Configr aims to provide a clean interface for configuring and reading a set of configuration values. The idea evolved from using a standard hash as a configuration store into a more elegant way to declare and read values from within a hash.
I wanted a way to be able to declare my configurations in a simple format, whether that be inline (in the format of a block), from a YAML file or as a mixture of the two. I also wanted to be able to have a simple way of overriding values for certain environments (for frameworks such as Sinatra and Rails). The project is far from done but it’s the start of a more elegant solution to these problems over my previous method (simple hash based configuration).
Using Configr is simple:
configuration = Configr::Configuration.configure do |config|
config.example_one = "One"
config.example_two = "Two"
end
puts configuration.example_one
puts configuration.example_two
Declaring values inline is great, but its also useful to pull them in from a YAML file:
configuration = Configr::Configuration.configure("/path/to/file.yml")

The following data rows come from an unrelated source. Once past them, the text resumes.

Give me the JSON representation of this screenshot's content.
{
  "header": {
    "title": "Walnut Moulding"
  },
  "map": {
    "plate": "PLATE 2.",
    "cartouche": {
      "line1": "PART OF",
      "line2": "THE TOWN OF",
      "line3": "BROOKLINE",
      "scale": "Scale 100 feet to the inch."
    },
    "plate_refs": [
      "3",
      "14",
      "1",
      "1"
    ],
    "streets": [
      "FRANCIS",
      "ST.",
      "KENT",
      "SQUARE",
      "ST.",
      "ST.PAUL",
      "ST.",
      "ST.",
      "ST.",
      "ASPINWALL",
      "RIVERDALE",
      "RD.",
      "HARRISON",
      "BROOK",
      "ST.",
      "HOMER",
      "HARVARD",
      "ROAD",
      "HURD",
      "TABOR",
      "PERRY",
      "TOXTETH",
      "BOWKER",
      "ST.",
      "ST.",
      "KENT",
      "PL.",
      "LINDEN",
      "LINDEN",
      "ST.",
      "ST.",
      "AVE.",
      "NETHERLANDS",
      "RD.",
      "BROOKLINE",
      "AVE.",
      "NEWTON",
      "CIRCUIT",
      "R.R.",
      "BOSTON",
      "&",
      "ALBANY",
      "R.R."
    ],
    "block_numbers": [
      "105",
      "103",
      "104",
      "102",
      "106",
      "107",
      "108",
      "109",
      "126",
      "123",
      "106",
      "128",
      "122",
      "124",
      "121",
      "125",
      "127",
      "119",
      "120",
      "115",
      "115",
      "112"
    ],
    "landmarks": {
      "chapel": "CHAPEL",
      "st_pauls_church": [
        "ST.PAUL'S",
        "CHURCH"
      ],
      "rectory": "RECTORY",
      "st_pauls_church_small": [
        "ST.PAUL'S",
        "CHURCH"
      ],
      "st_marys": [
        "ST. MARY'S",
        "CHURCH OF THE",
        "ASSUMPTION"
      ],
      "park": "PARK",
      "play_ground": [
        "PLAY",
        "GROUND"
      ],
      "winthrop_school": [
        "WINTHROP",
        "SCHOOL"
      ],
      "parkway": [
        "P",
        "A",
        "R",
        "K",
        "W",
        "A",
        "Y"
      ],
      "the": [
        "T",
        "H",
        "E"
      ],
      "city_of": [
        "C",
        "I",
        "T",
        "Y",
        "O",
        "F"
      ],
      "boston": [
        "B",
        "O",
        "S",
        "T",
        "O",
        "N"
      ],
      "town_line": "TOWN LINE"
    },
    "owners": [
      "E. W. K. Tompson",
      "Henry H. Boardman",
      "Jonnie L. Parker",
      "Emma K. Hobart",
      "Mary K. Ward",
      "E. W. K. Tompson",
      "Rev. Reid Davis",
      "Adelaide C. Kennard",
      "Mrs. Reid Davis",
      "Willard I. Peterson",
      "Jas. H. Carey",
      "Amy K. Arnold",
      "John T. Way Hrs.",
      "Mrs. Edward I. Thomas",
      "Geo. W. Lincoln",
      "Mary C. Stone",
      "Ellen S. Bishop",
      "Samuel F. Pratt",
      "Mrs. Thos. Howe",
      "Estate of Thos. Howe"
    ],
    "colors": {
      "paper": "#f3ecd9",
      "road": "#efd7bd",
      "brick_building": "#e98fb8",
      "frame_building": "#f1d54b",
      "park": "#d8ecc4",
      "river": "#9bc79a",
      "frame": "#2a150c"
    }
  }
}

puts configuration.value_one
puts configuration.value_two
Or as a YAML string:
yaml = <<YAML example_one: "Hello" example_two: "It loads from YAML too!" YAML configuration = Configr::Configuration.configure(yaml) puts configuration.example_one puts configuration.example_two
Or a mixture of both methods:
yaml = <<YAML
example_three: "three"
example_four: "four"
YAML
configuration = Configr::Configuration.configure(yaml) do |config|
config.example_one = "one"
config.example_two = "two"
end
puts configuration.example_one
puts configuration.example_two
puts configuration.example_three
puts configuration.example_four
The idea is for Configr to be quite flexible in how you declare your configurations. The end result being able to read them in a more natural format:
puts configuration.one.two.three
Sometimes when using configuration values you might want to assert whether the value exists before using it. Configr allows you to do this with the #key_name? syntax:
puts configuration.one.two.three? # => true
Configr is intended to be framework agnostic, but it’s easy to get it going inside of any of the latest frameworks. I don’t plan to provide any “out of the box” way to hook Configr into Rails but it’s easy to implement:
# In config/configuration.rb
yaml_file = Rails.root.join("config", "environments", "#{Rails.env}.yml")
Configuration = Configr::Configuration.configure(yaml_file) do |config|
config.my.configuration.value = "value"
end
# In config/initializers/configuration.rb
require Rails.root.join("config", "configuration.rb")
# Anywhere in your Rails app
Configuration.my.configuration.value
By requiring a different YAML file based on the environment it is easy to override global values with environment specific ones. For more examples of using Configr with other frameworks see the readme.
By design a configuration value is not meant to be edited or created after the configuration block has been run (if you do you will run into a Configr::ConfigurationLocked error). In my opinion configurations such as those created by Configr are meant to be read-only during the lifetime of the application.
The gem is now available on rubygems.org:
gem install configr
It’s still early days for the project but I’m already enjoying using it in a few personal and client projects, for me it certainly beats the previous method. If you use it and find any bugs please file an issue to help me wean out any problems.